When my twin sister and I were 7 years old, we were playing in a small stream near our home. One day we noticed some small white smooth pebbles in the stream, that for some reason, we had never noticed before. At the very same moment, both my sister and I had the best idea we had ever had, no, make that the best idea in the history of ideas that ANYONE has ever had.
At 7, we both began to lose our baby teeth, so our parents of course told us the story of the awe-knowing(and generous), Tooth Fairy. We learned that putting our extricated teeth under our pillow at night would produce cash in the morning under said pillows. The Tooth Fairy flew in through the windows into the rooms of little children at night, taking our teeth and leaving behind money. We had only lost 2 or 3 teeth each at that time, so our piggy bank was in desperate need of a deposit if we were ever going to be rich.
It was on this sunny, blissful day while we were catching minnows in that clear stream that we laid plans for our financial independence from our parents, and thus the idea of the century was born. After all, we were 7, and we weren't getting any younger, and with only $4.00 or so in our piggy banks combined, we weren't getting any richer. We decided that the Tooth Fairy probably wouldn't notice if we put small white pebbles under our pillows instead of real teeth. I mean, how smart could she be? It would be dark and she wouldn't be able to see very well anyway. She could easily mistake the small pebbles for our teeth.
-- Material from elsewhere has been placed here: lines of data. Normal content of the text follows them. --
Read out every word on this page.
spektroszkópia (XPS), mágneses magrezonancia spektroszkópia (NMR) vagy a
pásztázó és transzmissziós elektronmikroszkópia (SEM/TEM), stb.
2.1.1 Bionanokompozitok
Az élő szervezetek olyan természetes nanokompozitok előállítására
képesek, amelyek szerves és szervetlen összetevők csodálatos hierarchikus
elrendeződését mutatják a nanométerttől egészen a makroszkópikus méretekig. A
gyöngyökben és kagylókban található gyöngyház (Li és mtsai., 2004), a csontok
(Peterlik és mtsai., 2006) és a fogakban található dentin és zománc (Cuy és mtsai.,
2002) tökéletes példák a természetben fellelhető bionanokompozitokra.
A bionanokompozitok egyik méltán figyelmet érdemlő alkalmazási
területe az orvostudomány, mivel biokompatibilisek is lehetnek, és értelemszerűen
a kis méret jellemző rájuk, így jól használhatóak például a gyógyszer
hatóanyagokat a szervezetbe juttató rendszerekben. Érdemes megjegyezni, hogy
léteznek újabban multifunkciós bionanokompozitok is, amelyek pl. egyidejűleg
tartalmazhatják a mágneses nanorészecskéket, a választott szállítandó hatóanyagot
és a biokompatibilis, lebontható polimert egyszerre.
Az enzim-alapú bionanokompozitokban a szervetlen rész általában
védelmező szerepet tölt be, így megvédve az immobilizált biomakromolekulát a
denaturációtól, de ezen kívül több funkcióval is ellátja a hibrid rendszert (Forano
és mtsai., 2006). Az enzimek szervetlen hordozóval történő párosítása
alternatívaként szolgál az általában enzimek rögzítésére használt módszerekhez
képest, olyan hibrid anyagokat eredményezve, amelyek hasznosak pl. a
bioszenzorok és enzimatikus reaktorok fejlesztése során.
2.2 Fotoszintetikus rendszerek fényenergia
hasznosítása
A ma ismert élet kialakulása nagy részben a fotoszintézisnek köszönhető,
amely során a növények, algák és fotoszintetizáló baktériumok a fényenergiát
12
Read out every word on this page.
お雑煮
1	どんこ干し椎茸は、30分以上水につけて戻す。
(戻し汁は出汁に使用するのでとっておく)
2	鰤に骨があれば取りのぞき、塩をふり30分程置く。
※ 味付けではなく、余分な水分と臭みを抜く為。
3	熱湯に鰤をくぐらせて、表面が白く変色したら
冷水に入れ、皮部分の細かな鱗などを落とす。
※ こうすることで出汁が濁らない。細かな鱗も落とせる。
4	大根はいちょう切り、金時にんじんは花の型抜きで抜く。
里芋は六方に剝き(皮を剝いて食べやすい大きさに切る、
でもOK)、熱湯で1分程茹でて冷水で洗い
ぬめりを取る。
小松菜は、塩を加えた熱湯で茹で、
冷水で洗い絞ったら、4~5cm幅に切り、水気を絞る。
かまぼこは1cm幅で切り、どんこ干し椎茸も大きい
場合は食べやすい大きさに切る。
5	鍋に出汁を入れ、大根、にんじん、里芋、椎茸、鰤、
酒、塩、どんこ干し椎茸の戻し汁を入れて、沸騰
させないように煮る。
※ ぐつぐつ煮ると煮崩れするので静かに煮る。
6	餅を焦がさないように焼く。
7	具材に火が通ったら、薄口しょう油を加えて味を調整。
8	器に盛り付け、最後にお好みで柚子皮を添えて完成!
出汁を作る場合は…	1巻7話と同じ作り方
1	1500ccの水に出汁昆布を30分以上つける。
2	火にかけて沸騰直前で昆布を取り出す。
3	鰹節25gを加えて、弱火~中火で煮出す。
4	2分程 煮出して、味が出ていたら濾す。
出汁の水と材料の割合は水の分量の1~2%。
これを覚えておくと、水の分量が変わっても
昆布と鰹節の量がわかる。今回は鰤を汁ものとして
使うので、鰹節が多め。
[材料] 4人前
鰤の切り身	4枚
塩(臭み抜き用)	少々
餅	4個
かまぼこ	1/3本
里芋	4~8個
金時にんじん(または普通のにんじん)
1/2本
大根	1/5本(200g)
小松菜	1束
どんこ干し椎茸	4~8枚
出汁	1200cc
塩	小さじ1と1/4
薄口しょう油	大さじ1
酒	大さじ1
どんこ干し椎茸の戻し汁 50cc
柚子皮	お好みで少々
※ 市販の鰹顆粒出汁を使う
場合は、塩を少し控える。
With that warped thinking, my sister and I fervently gathered those small white pebbles, at least 20 or 30 of them, in our tiny little greedy hands and set off for the house. We were careful not to raise our mother's suspicions, so we took the small pebbles to the bathroom to dry them off. We didn't want the Tooth Fairy to get all wet and mad and not leave us our deserved loot.
We divided the pebbles into two handfuls; one handful went under my pillow and the other under my sister's pillow. We waited impatiently that afternoon and evening, and we were so antsy that we could hardly wait to go to bed that night so we could wake up and be filthy rich! Of course, we didn't enlighten our mother or father with our plans of wealth and riches because we didn't want to share. They could have done the same thing when they were kids if she wanted to be rich.
Of course, it goes without saying that our mischievous little plan did not come to fruition. When we woke the next morning, there, under our pillows, were our tiny mounds of white pebbles, just as we had left them the night before. We looked nervously around the room as though the Tooth Fairy was upset that we had tried to trick her and she was angrily watching us.
I remember my sister and I slowly and sadly gathering our pebbles like lost little dreams and carrying them outside to deposit them back into the stream. The crystal clear stream that now seemed to babble, as though laughing at two little little imps who thought they could outwit the all-knowing Tooth Fairy.